Закрыв за собой заднюю дверь, доктор открыл переднюю. Мы очутились в носовом торпедном отсеке — узком, тесном помещении, где только-только хватало места, что-бы зарядить или извлечь торпеду из трубы аппарата. Трубы аппаратов, закрытые тяжелыми крышками, располагались в два яруса по три в каждом. Над головой у нас проходили погрузочные рельсы с прочными цепными талями. Коек тут не было, чему я ничуть не удивился: кому охота спать в не защищенном аварийной переборкой носовом отсеке.
Когда мы вернулись в кают-компанию, вошел вестовой и сообщил, что меня желает видеть командир субмарины. Следуя за матросом, я поднялся по трапу в центральный пост. Отстав от меня на несколько шагов, шел доктор Бенсон. Коммандер Суонсон ждал меня у двери в радиорубку.
— Доброе утро, доктор. Выспались?
— Пятнадцать часов проспал. Так что вполне. И завтрак был превосходный. Что-то случилось, командир? — Я был уверен: что-то произошло — на губах Суонсона не было улыбки.
— Пришла депеша, касающаяся дрейфующей станции. Через несколько минут ее расшифруют, — сообщил Суонсон, но я догадался, что содержание радиограммы ему известно.
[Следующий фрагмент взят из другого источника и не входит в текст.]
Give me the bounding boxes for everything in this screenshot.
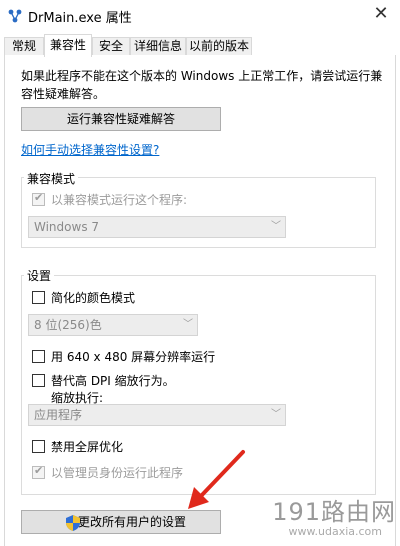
reduced-color-label: 简化的颜色模式: [51, 291, 136, 305]
tab-details[interactable]: 详细信息: [130, 37, 186, 56]
disable-fullscreen-row[interactable]: 禁用全屏优化: [32, 438, 232, 456]
reduced-color-row[interactable]: 简化的颜色模式: [32, 289, 232, 307]
close-button[interactable]: ✕: [364, 0, 398, 28]
settings-label: 设置: [24, 267, 55, 284]
compat-mode-checkbox[interactable]: ✔: [32, 191, 45, 206]
watermark-brand: 191路由网: [272, 498, 396, 526]
compat-mode-checkbox-row[interactable]: ✔ 以兼容模式运行这个程序:: [32, 191, 292, 209]
color-depth-value: 8 位(256)色: [34, 318, 102, 332]
checkmark-icon: ✔: [34, 464, 44, 477]
compat-mode-checkbox-label: 以兼容模式运行这个程序:: [51, 193, 188, 207]
app-icon: [8, 9, 22, 23]
compat-mode-label: 兼容模式: [24, 170, 79, 187]
change-all-users-button[interactable]: 更改所有用户的设置: [21, 510, 221, 534]
res-640-label: 用 640 x 480 屏幕分辨率运行: [51, 350, 216, 364]
disable-fullscreen-label: 禁用全屏优化: [51, 440, 124, 454]
dpi-override-checkbox[interactable]: [32, 374, 45, 387]
uac-shield-icon: [66, 515, 80, 531]
os-version-value: Windows 7: [34, 220, 100, 234]
disable-fullscreen-checkbox[interactable]: [32, 440, 45, 453]
run-as-admin-checkbox[interactable]: ✔: [32, 464, 45, 479]
chevron-down-icon: ﹀: [183, 319, 193, 330]
intro-text: 如果此程序不能在这个版本的 Windows 上正常工作，请尝试运行兼容性疑难解答…: [21, 69, 383, 101]
reduced-color-checkbox[interactable]: [32, 291, 45, 304]
dpi-override-label: 替代高 DPI 缩放行为。: [51, 374, 175, 388]
color-depth-select[interactable]: 8 位(256)色 ﹀: [28, 314, 198, 336]
manual-settings-link[interactable]: 如何手动选择兼容性设置?: [21, 141, 159, 158]
change-all-users-label: 更改所有用户的设置: [77, 515, 186, 529]
tab-previous-versions[interactable]: 以前的版本: [186, 37, 252, 56]
dpi-override-row[interactable]: 替代高 DPI 缩放行为。 缩放执行:: [32, 372, 292, 408]
res-640-checkbox[interactable]: [32, 350, 45, 363]
run-as-admin-row[interactable]: ✔ 以管理员身份运行此程序: [32, 464, 252, 482]
dpi-scaling-value: 应用程序: [34, 408, 83, 422]
tab-compatibility[interactable]: 兼容性: [44, 34, 92, 57]
tab-strip: 常规 兼容性 安全 详细信息 以前的版本: [0, 32, 400, 57]
res-640-row[interactable]: 用 640 x 480 屏幕分辨率运行: [32, 348, 292, 366]
tab-general[interactable]: 常规: [4, 37, 44, 56]
chevron-down-icon: ﹀: [271, 409, 281, 420]
window-title: DrMain.exe 属性: [28, 11, 132, 26]
run-as-admin-label: 以管理员身份运行此程序: [51, 466, 184, 480]
watermark-url: www.udaxia.com: [288, 525, 382, 538]
run-troubleshooter-button[interactable]: 运行兼容性疑难解答: [21, 107, 221, 131]
dpi-scaling-select[interactable]: 应用程序 ﹀: [28, 404, 286, 426]
os-version-select[interactable]: Windows 7 ﹀: [28, 216, 286, 238]
close-icon: ✕: [373, 3, 389, 24]
tab-security[interactable]: 安全: [92, 37, 130, 56]
title-bar: DrMain.exe 属性 ✕: [0, 0, 400, 32]
checkmark-icon: ✔: [34, 191, 44, 204]
chevron-down-icon: ﹀: [271, 221, 281, 232]
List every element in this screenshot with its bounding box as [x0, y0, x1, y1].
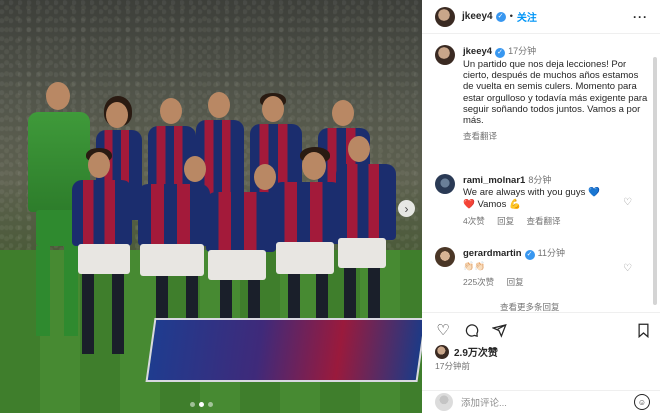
view-more-replies[interactable]: 查看更多条回复: [500, 301, 560, 312]
carousel-dot: [190, 402, 195, 407]
comment-username[interactable]: gerardmartin: [463, 248, 522, 259]
avatar: [435, 344, 449, 359]
action-bar: ♡: [422, 312, 660, 346]
avatar[interactable]: [435, 6, 455, 27]
share-icon[interactable]: [490, 321, 508, 339]
next-photo-button[interactable]: ›: [398, 200, 415, 217]
caption-text: Un partido que nos deja lecciones! Por c…: [463, 59, 648, 127]
list-item: gerardmartin ✓ 11分钟 👏🏻👏🏻 225次赞 回复: [435, 247, 565, 288]
comment-icon[interactable]: [462, 321, 480, 339]
translate-link[interactable]: 查看翻译: [527, 216, 561, 226]
bookmark-icon[interactable]: [634, 321, 652, 339]
scrollbar[interactable]: [653, 57, 657, 305]
comment-time: 8分钟: [528, 175, 552, 185]
post-photo[interactable]: ›: [0, 0, 422, 413]
caption-username[interactable]: jkeey4: [463, 46, 492, 57]
post-header: jkeey4 ✓ • 关注 ···: [422, 0, 660, 34]
avatar[interactable]: [435, 45, 455, 65]
verified-badge-icon: ✓: [524, 249, 535, 260]
comment-time: 11分钟: [537, 248, 565, 258]
avatar[interactable]: [435, 247, 455, 267]
reply-button[interactable]: 回复: [497, 216, 514, 226]
avatar: [435, 393, 453, 411]
heart-icon[interactable]: ♡: [623, 263, 632, 274]
header-separator: •: [509, 11, 513, 22]
comment-text: 👏🏻👏🏻: [463, 261, 486, 271]
carousel-dot-active: [199, 402, 204, 407]
chevron-right-icon: ›: [404, 201, 409, 216]
reply-button[interactable]: 回复: [507, 277, 524, 287]
heart-icon[interactable]: ♡: [623, 197, 632, 208]
translate-link[interactable]: 查看翻译: [463, 131, 497, 141]
comment-likes[interactable]: 4次赞: [463, 216, 485, 226]
heart-icon[interactable]: ♡: [434, 321, 452, 339]
list-item: rami_molnar1 8分钟 We are always with you g…: [435, 174, 600, 227]
comment-text: We are always with you guys 💙: [463, 187, 600, 198]
add-comment-bar: 添加评论... ☺: [422, 390, 660, 413]
caption-time: 17分钟: [508, 46, 537, 56]
likes-count[interactable]: 2.9万次赞: [454, 344, 498, 359]
carousel-dot: [208, 402, 213, 407]
smile-icon[interactable]: ☺: [634, 394, 650, 410]
comment-input[interactable]: 添加评论...: [461, 395, 507, 409]
comment-text-2: ❤️ Vamos 💪: [463, 199, 521, 210]
verified-badge-icon: ✓: [495, 47, 506, 58]
more-horizontal-icon[interactable]: ···: [633, 10, 648, 24]
follow-button[interactable]: 关注: [517, 9, 537, 24]
caption: jkeey4 ✓ 17分钟 Un partido que nos deja lecc…: [435, 45, 648, 142]
avatar[interactable]: [435, 174, 455, 194]
comment-username[interactable]: rami_molnar1: [463, 175, 525, 186]
header-username[interactable]: jkeey4: [462, 11, 493, 22]
comment-likes[interactable]: 225次赞: [463, 277, 494, 287]
club-banner: [145, 318, 422, 382]
carousel-dots: [190, 402, 213, 407]
comments-list[interactable]: jkeey4 ✓ 17分钟 Un partido que nos deja lecc…: [422, 35, 654, 312]
posted-time: 17分钟前: [435, 361, 470, 371]
verified-badge-icon: ✓: [495, 11, 506, 22]
post-sidebar: jkeey4 ✓ • 关注 ··· jkeey4 ✓ 17分钟 Un partido…: [422, 0, 660, 413]
likes-row: 2.9万次赞: [435, 344, 498, 359]
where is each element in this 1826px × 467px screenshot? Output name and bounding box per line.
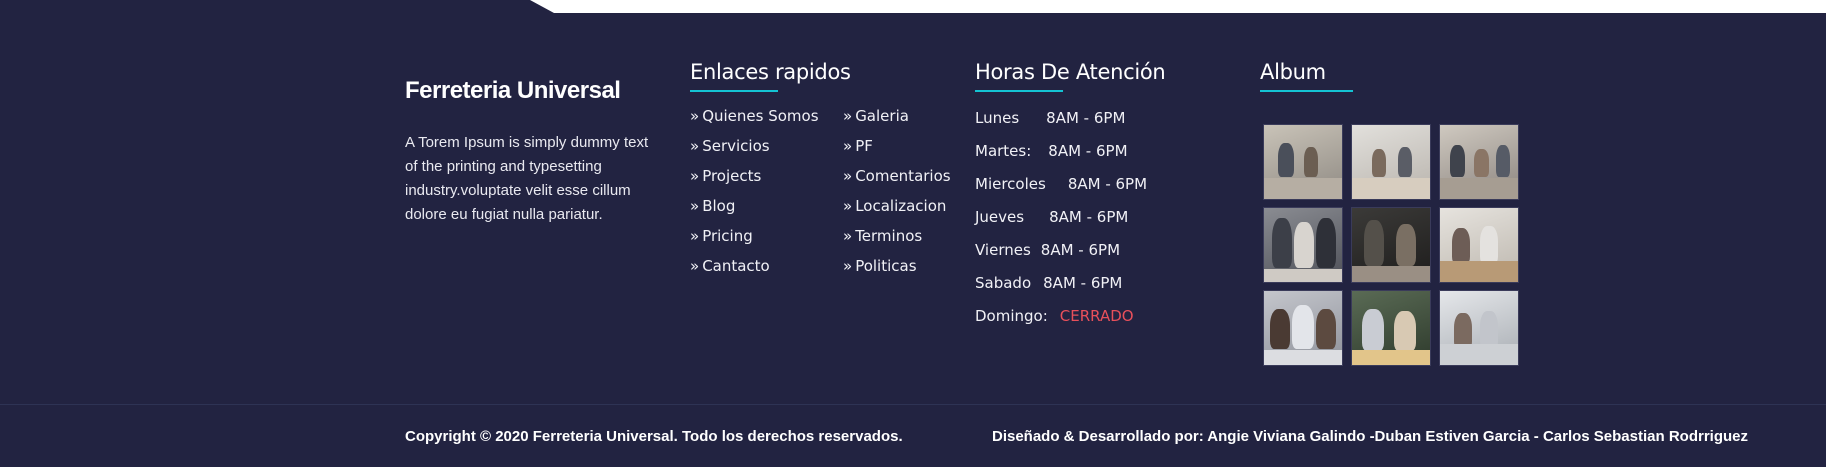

— Когда же мы успели всплыть на поверхность? — поинтересовался я, зная, что после погружения субмарина утрачивает связь с внешним миром.
— А мы и не всплывали. Корабль находится на глубине порядка трехсот футов.
— Так как же вы умудрились получить радиограмму?
— Времена меняются. Чтобы передать депешу, нам и теперь приходится всплывать. Что же касается приема, то радиограммы можно получать и на максимальной глубине погружения. Где-то в штате Коннектикут установлен самый мощный в мире передатчик, работающий на сверх-низких частотах. Это позволяет ему вступить с нами в контакт так же просто, как обычной радиостанции — с надводным судном. Пока депешу расшифровывают, я вас представлю членам экипажа.
Командир познакомил меня с моряками, находившимися в центральном посту. Что касается Бенсона, то и с рядовыми, и с офицерами он обращался одинаково. Наконец командир остановился около сидевшего за перископом офицера, похожего на учащегося старшего класса.
— Это Уилл Рейберн, — проговорил Суонсон. — Обычно мы на него не обращаем внимания, но, когда оказываемся подо льдом, самым главным лицом на корабле становится штурманский офицер. Мы заблудились, Уилл?
— Мы находимся вот тут, командир. — Он указал на крохотную светящуюся точку на карте Норвежского моря, находившуюся под стеклом стола для прокладки. — С помощью гирокомпаса и КИНС место корабля определяется абсолютно надежно.
— Что это за зверь такой — КИНС? — спросил я.
— Это сокращение обозначает «корабельная инерционная навигационная система», доктор Карпентер, — объяснил мне Суонсон. — Когда-то этот прибор использовали для управления межконтинентальными ракетами. Теперь он модифицирован для навигационных целей и применяется на подводных лодках, главным образом атомных. Не стану объяснять, как он работает: Уилл даст мне сто очков вперед. Если ему удастся заполучить вас в качестве слушателя, он вам голову заморочит своими россказнями.